The Contribution of Adaptive Immune System Aging to Atherosclerosis
Atherosclerosis is the buildup of fatty plaques in blood vessel walls that narrow and weaken those vessels, leading to rupture and a heart attack or stroke. While it is the innate immune cells known as macrophages that are responsible for removing excess lipids from blood vessel walls, clearing up the damage that leads to atherosclerotic plaques, atherosclerosis is a broadly inflammatory condition. Any contribution to systemic inflammatory signaling makes it harder for macrophages to do their job, and the aged adaptive immune system is just as much a source of inflammation as the aged innate immune system.

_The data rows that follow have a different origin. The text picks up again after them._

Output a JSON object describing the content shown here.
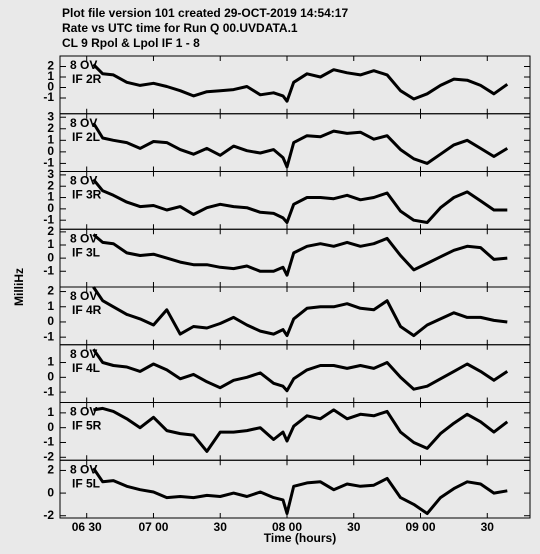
{
  "header": {
    "lines": [
      "Plot file version 101  created 29-OCT-2019 14:54:17",
      "Rate vs UTC time for Run Q 00.UVDATA.1",
      "CL 9  Rpol & Lpol  IF 1 - 8"
    ],
    "ylabel": "MilliHz",
    "xlabel": "Time (hours)"
  },
  "chart_data": [
    {
      "type": "line",
      "labels": [
        "8 OV",
        "IF 2R"
      ],
      "color": "#000000",
      "x": [
        6.55,
        6.62,
        6.7,
        6.8,
        6.9,
        7.0,
        7.1,
        7.2,
        7.3,
        7.4,
        7.5,
        7.6,
        7.7,
        7.8,
        7.9,
        7.97,
        8.0,
        8.05,
        8.15,
        8.25,
        8.35,
        8.45,
        8.55,
        8.65,
        8.75,
        8.85,
        8.95,
        9.05,
        9.15,
        9.25,
        9.35,
        9.45,
        9.55,
        9.65
      ],
      "values": [
        2.2,
        1.3,
        1.2,
        0.5,
        0.2,
        0.4,
        0.1,
        -0.3,
        -0.8,
        -0.4,
        -0.3,
        -0.2,
        0.1,
        -0.7,
        -0.5,
        -0.8,
        -1.3,
        0.5,
        1.3,
        1.0,
        1.7,
        1.4,
        1.2,
        1.6,
        1.2,
        -0.3,
        -1.1,
        -0.6,
        0.2,
        0.8,
        0.7,
        0.2,
        -0.6,
        0.3
      ],
      "xlim": [
        6.3,
        9.82
      ],
      "xticks": [
        {
          "value": 6.5,
          "label": "06 30"
        },
        {
          "value": 7.0,
          "label": "07 00"
        },
        {
          "value": 7.5,
          "label": "30"
        },
        {
          "value": 8.0,
          "label": "08 00"
        },
        {
          "value": 8.5,
          "label": "30"
        },
        {
          "value": 9.0,
          "label": "09 00"
        },
        {
          "value": 9.5,
          "label": "30"
        }
      ],
      "ylim": [
        -2.5,
        3.0
      ],
      "yticks": [
        -1,
        0,
        1,
        2
      ]
    },
    {
      "type": "line",
      "labels": [
        "8 OV",
        "IF 2L"
      ],
      "color": "#000000",
      "x": [
        6.55,
        6.62,
        6.7,
        6.8,
        6.9,
        7.0,
        7.1,
        7.2,
        7.3,
        7.4,
        7.5,
        7.6,
        7.7,
        7.8,
        7.9,
        7.97,
        8.0,
        8.05,
        8.15,
        8.25,
        8.35,
        8.45,
        8.55,
        8.65,
        8.75,
        8.85,
        8.95,
        9.05,
        9.15,
        9.25,
        9.35,
        9.45,
        9.55,
        9.65
      ],
      "values": [
        2.5,
        1.2,
        1.0,
        0.8,
        0.3,
        0.9,
        0.8,
        0.2,
        -0.2,
        0.3,
        -0.3,
        0.5,
        0.1,
        -0.1,
        0.2,
        -0.5,
        -1.3,
        0.8,
        1.4,
        1.3,
        1.8,
        1.6,
        1.7,
        1.1,
        1.4,
        0.2,
        -0.6,
        -1.0,
        -0.2,
        0.6,
        1.0,
        0.3,
        -0.4,
        0.3
      ],
      "xlim": [
        6.3,
        9.82
      ],
      "xticks": [
        {
          "value": 6.5,
          "label": "06 30"
        },
        {
          "value": 7.0,
          "label": "07 00"
        },
        {
          "value": 7.5,
          "label": "30"
        },
        {
          "value": 8.0,
          "label": "08 00"
        },
        {
          "value": 8.5,
          "label": "30"
        },
        {
          "value": 9.0,
          "label": "09 00"
        },
        {
          "value": 9.5,
          "label": "30"
        }
      ],
      "ylim": [
        -1.7,
        3.3
      ],
      "yticks": [
        -1,
        0,
        1,
        2,
        3
      ]
    },
    {
      "type": "line",
      "labels": [
        "8 OV",
        "IF 3R"
      ],
      "color": "#000000",
      "x": [
        6.55,
        6.62,
        6.7,
        6.8,
        6.9,
        7.0,
        7.1,
        7.2,
        7.3,
        7.4,
        7.5,
        7.6,
        7.7,
        7.8,
        7.9,
        7.97,
        8.0,
        8.05,
        8.15,
        8.25,
        8.35,
        8.45,
        8.55,
        8.65,
        8.75,
        8.85,
        8.95,
        9.05,
        9.15,
        9.25,
        9.35,
        9.45,
        9.55,
        9.65
      ],
      "values": [
        2.6,
        1.6,
        1.2,
        0.6,
        0.2,
        0.3,
        -0.1,
        0.2,
        -0.5,
        0.1,
        0.4,
        0.2,
        0.1,
        -0.3,
        -0.4,
        -0.8,
        -1.2,
        0.4,
        1.0,
        1.0,
        0.9,
        1.2,
        0.8,
        1.0,
        1.4,
        -0.2,
        -1.0,
        -1.2,
        0.1,
        1.0,
        1.5,
        0.7,
        -0.1,
        -0.1
      ],
      "xlim": [
        6.3,
        9.82
      ],
      "xticks": [
        {
          "value": 6.5,
          "label": "06 30"
        },
        {
          "value": 7.0,
          "label": "07 00"
        },
        {
          "value": 7.5,
          "label": "30"
        },
        {
          "value": 8.0,
          "label": "08 00"
        },
        {
          "value": 8.5,
          "label": "30"
        },
        {
          "value": 9.0,
          "label": "09 00"
        },
        {
          "value": 9.5,
          "label": "30"
        }
      ],
      "ylim": [
        -1.8,
        3.3
      ],
      "yticks": [
        -1,
        0,
        1,
        2,
        3
      ]
    },
    {
      "type": "line",
      "labels": [
        "8 OV",
        "IF 3L"
      ],
      "color": "#000000",
      "x": [
        6.55,
        6.62,
        6.7,
        6.8,
        6.9,
        7.0,
        7.1,
        7.2,
        7.3,
        7.4,
        7.5,
        7.6,
        7.7,
        7.8,
        7.9,
        7.97,
        8.0,
        8.05,
        8.15,
        8.25,
        8.35,
        8.45,
        8.55,
        8.65,
        8.75,
        8.85,
        8.95,
        9.05,
        9.15,
        9.25,
        9.35,
        9.45,
        9.55,
        9.65
      ],
      "values": [
        1.8,
        1.2,
        1.1,
        0.4,
        0.2,
        0.3,
        0.0,
        -0.3,
        -0.5,
        -0.5,
        -0.7,
        -0.8,
        -0.6,
        -1.0,
        -1.0,
        -0.7,
        -1.3,
        0.4,
        0.9,
        1.1,
        0.9,
        1.2,
        0.9,
        1.1,
        1.5,
        0.2,
        -0.9,
        -0.4,
        0.1,
        0.6,
        0.9,
        0.8,
        -0.1,
        0.0
      ],
      "xlim": [
        6.3,
        9.82
      ],
      "xticks": [
        {
          "value": 6.5,
          "label": "06 30"
        },
        {
          "value": 7.0,
          "label": "07 00"
        },
        {
          "value": 7.5,
          "label": "30"
        },
        {
          "value": 8.0,
          "label": "08 00"
        },
        {
          "value": 8.5,
          "label": "30"
        },
        {
          "value": 9.0,
          "label": "09 00"
        },
        {
          "value": 9.5,
          "label": "30"
        }
      ],
      "ylim": [
        -2.2,
        2.2
      ],
      "yticks": [
        -1,
        0,
        1,
        2
      ]
    },
    {
      "type": "line",
      "labels": [
        "8 OV",
        "IF 4R"
      ],
      "color": "#000000",
      "x": [
        6.55,
        6.62,
        6.7,
        6.8,
        6.9,
        7.0,
        7.1,
        7.2,
        7.3,
        7.4,
        7.5,
        7.6,
        7.7,
        7.8,
        7.9,
        7.97,
        8.0,
        8.05,
        8.15,
        8.25,
        8.35,
        8.45,
        8.55,
        8.65,
        8.75,
        8.85,
        8.95,
        9.05,
        9.15,
        9.25,
        9.35,
        9.45,
        9.55,
        9.65
      ],
      "values": [
        2.3,
        1.4,
        1.0,
        0.5,
        0.2,
        -0.2,
        0.8,
        -0.8,
        -0.3,
        -0.4,
        -0.1,
        0.3,
        -0.2,
        -0.6,
        -0.8,
        -0.5,
        -0.9,
        0.2,
        0.9,
        1.0,
        1.0,
        1.2,
        0.9,
        0.8,
        1.4,
        -0.3,
        -0.9,
        -0.2,
        0.2,
        0.6,
        0.3,
        0.3,
        0.1,
        0.0
      ],
      "xlim": [
        6.3,
        9.82
      ],
      "xticks": [
        {
          "value": 6.5,
          "label": "06 30"
        },
        {
          "value": 7.0,
          "label": "07 00"
        },
        {
          "value": 7.5,
          "label": "30"
        },
        {
          "value": 8.0,
          "label": "08 00"
        },
        {
          "value": 8.5,
          "label": "30"
        },
        {
          "value": 9.0,
          "label": "09 00"
        },
        {
          "value": 9.5,
          "label": "30"
        }
      ],
      "ylim": [
        -1.5,
        2.3
      ],
      "yticks": [
        -1,
        0,
        1,
        2
      ]
    },
    {
      "type": "line",
      "labels": [
        "8 OV",
        "IF 4L"
      ],
      "color": "#000000",
      "x": [
        6.55,
        6.62,
        6.7,
        6.8,
        6.9,
        7.0,
        7.1,
        7.2,
        7.3,
        7.4,
        7.5,
        7.6,
        7.7,
        7.8,
        7.9,
        7.97,
        8.0,
        8.05,
        8.15,
        8.25,
        8.35,
        8.45,
        8.55,
        8.65,
        8.75,
        8.85,
        8.95,
        9.05,
        9.15,
        9.25,
        9.35,
        9.45,
        9.55,
        9.65
      ],
      "values": [
        1.9,
        1.0,
        0.8,
        0.7,
        0.4,
        0.9,
        0.5,
        -0.1,
        0.2,
        -0.3,
        -0.7,
        -0.2,
        0.0,
        0.3,
        -0.4,
        -0.6,
        -0.9,
        -0.1,
        0.5,
        0.8,
        0.8,
        0.6,
        0.8,
        0.6,
        1.0,
        0.0,
        -0.8,
        -0.6,
        -0.1,
        0.4,
        0.9,
        0.4,
        -0.2,
        0.4
      ],
      "xlim": [
        6.3,
        9.82
      ],
      "xticks": [
        {
          "value": 6.5,
          "label": "06 30"
        },
        {
          "value": 7.0,
          "label": "07 00"
        },
        {
          "value": 7.5,
          "label": "30"
        },
        {
          "value": 8.0,
          "label": "08 00"
        },
        {
          "value": 8.5,
          "label": "30"
        },
        {
          "value": 9.0,
          "label": "09 00"
        },
        {
          "value": 9.5,
          "label": "30"
        }
      ],
      "ylim": [
        -1.7,
        2.2
      ],
      "yticks": [
        -1,
        0,
        1
      ]
    },
    {
      "type": "line",
      "labels": [
        "8 OV",
        "IF 5R"
      ],
      "color": "#000000",
      "x": [
        6.55,
        6.62,
        6.7,
        6.8,
        6.9,
        7.0,
        7.1,
        7.2,
        7.3,
        7.4,
        7.5,
        7.6,
        7.7,
        7.8,
        7.9,
        7.97,
        8.0,
        8.05,
        8.15,
        8.25,
        8.35,
        8.45,
        8.55,
        8.65,
        8.75,
        8.85,
        8.95,
        9.05,
        9.15,
        9.25,
        9.35,
        9.45,
        9.55,
        9.65
      ],
      "values": [
        1.2,
        1.3,
        1.1,
        0.6,
        0.0,
        0.7,
        -0.2,
        -0.4,
        -0.5,
        -1.6,
        -0.3,
        -0.3,
        -0.2,
        0.0,
        -0.8,
        -0.3,
        -0.9,
        0.1,
        0.8,
        0.6,
        1.2,
        0.6,
        0.9,
        0.8,
        1.1,
        -0.3,
        -1.0,
        -1.4,
        -0.4,
        0.3,
        0.9,
        0.4,
        -0.3,
        0.4
      ],
      "xlim": [
        6.3,
        9.82
      ],
      "xticks": [
        {
          "value": 6.5,
          "label": "06 30"
        },
        {
          "value": 7.0,
          "label": "07 00"
        },
        {
          "value": 7.5,
          "label": "30"
        },
        {
          "value": 8.0,
          "label": "08 00"
        },
        {
          "value": 8.5,
          "label": "30"
        },
        {
          "value": 9.0,
          "label": "09 00"
        },
        {
          "value": 9.5,
          "label": "30"
        }
      ],
      "ylim": [
        -2.2,
        1.7
      ],
      "yticks": [
        -2,
        -1,
        0,
        1
      ]
    },
    {
      "type": "line",
      "labels": [
        "8 OV",
        "IF 5L"
      ],
      "color": "#000000",
      "x": [
        6.55,
        6.62,
        6.7,
        6.8,
        6.9,
        7.0,
        7.1,
        7.2,
        7.3,
        7.4,
        7.5,
        7.6,
        7.7,
        7.8,
        7.9,
        7.97,
        8.0,
        8.05,
        8.15,
        8.25,
        8.35,
        8.45,
        8.55,
        8.65,
        8.75,
        8.85,
        8.95,
        9.05,
        9.15,
        9.25,
        9.35,
        9.45,
        9.55,
        9.65
      ],
      "values": [
        2.2,
        1.0,
        1.1,
        0.6,
        0.3,
        0.1,
        -0.4,
        -0.3,
        -0.4,
        -0.2,
        -0.3,
        0.0,
        -0.3,
        0.1,
        -0.4,
        -0.6,
        -1.8,
        0.6,
        0.9,
        1.0,
        0.3,
        0.8,
        0.6,
        0.7,
        1.3,
        -0.4,
        -1.0,
        -1.8,
        -0.4,
        0.4,
        1.0,
        0.8,
        0.0,
        0.2
      ],
      "xlim": [
        6.3,
        9.82
      ],
      "xticks": [
        {
          "value": 6.5,
          "label": "06 30"
        },
        {
          "value": 7.0,
          "label": "07 00"
        },
        {
          "value": 7.5,
          "label": "30"
        },
        {
          "value": 8.0,
          "label": "08 00"
        },
        {
          "value": 8.5,
          "label": "30"
        },
        {
          "value": 9.0,
          "label": "09 00"
        },
        {
          "value": 9.5,
          "label": "30"
        }
      ],
      "ylim": [
        -2.2,
        2.9
      ],
      "yticks": [
        -2,
        0,
        2
      ]
    }
  ]
}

Whereas initiation of atherosclerotic plaques often occurs upon damage to the endothelium and subsequent infiltration of lipids into the vessel wall, its progression is marked by the infiltration of immune components leading to chronic inflammation of the plaque. Over time, the formation of necrotic debris, plaque destabilization and eventual rupture drive potentially fatal acute cardiovascular events such as a myocardial infarction or stroke. In light of the gradual functional decline of the aging immune system, it comes as no surprise that the incidence of acute cardiovascular events also greatly increases with age, even though atherosclerotic vascular changes already start occurring during early adolescence.
The hallmark feature of atherosclerotic plaque initiation is considered to be the accumulation of low density lipoproteins (LDL) in the tunica intima. This can occur due to a "leaky" endothelial cell layer of the vessel wall in response to damage, for example at sites of shear stress. Modification of LDL, primarily oxidation (oxLDL), promotes the recruitment and infiltration of monocytes into the vessel wall, and the subsequent accumulation of cholesterol-enriched foam cells that contribute to plaque growth and necrotic core formation. Adaptive immune responses, carried out by T cells and B cells, play a crucial role in atherosclerosis progression.
Distinct subsets of T cells, both effector memory T cells and regulatory T cells (Tregs), influence plaque development and stability. Notably, interferon gamma (IFNγ) secreting T helper (Th) 1 cells are the most common T cells found in atherosclerotic plaques. Th1 cells are considered pro-atherogenic, partially due to their role in stimulating macrophage polarization towards pro-inflammatory M1 effector cells. Advances in single cell technology further support the importance of adaptive immunity in atherosclerosis and revealed T-cells to be the most abundant leukocyte present in human carotid atherosclerotic plaques, outnumbering myeloid populations. Additionally, T cell receptor (TCR) sequencing has exposed plaque specific clonal expansion of CD4+ effector T cells with transcriptome profiles indicative of recent antigen-mediated T cell activation, thus suggesting an autoimmune component in atherosclerosis pathology.
Aging not only induces the expansion of pro-inflammatory and cytotoxic T cell subsets, but also stimulates an increase in T cells with regulatory phenotypes. An overall increase of Tregs was observed in the atherosclerotic aorta of aged LDLR knockout mice alongside a heightened expression of functional Treg markers and genes encoding for the IL-35 cytokine as compared to young mice. Similar upregulation of genes indicative of Treg activity was demonstrated in ex vivo human plaques. Moreover, Tregs show clonal expansion in the human carotid plaque. Previously, it has been reported that Treg functionality can decrease upon aging. Whether aging also impacts the immunosuppressive capacity of Tregs in the atherosclerotic environment, remains to be elucidated.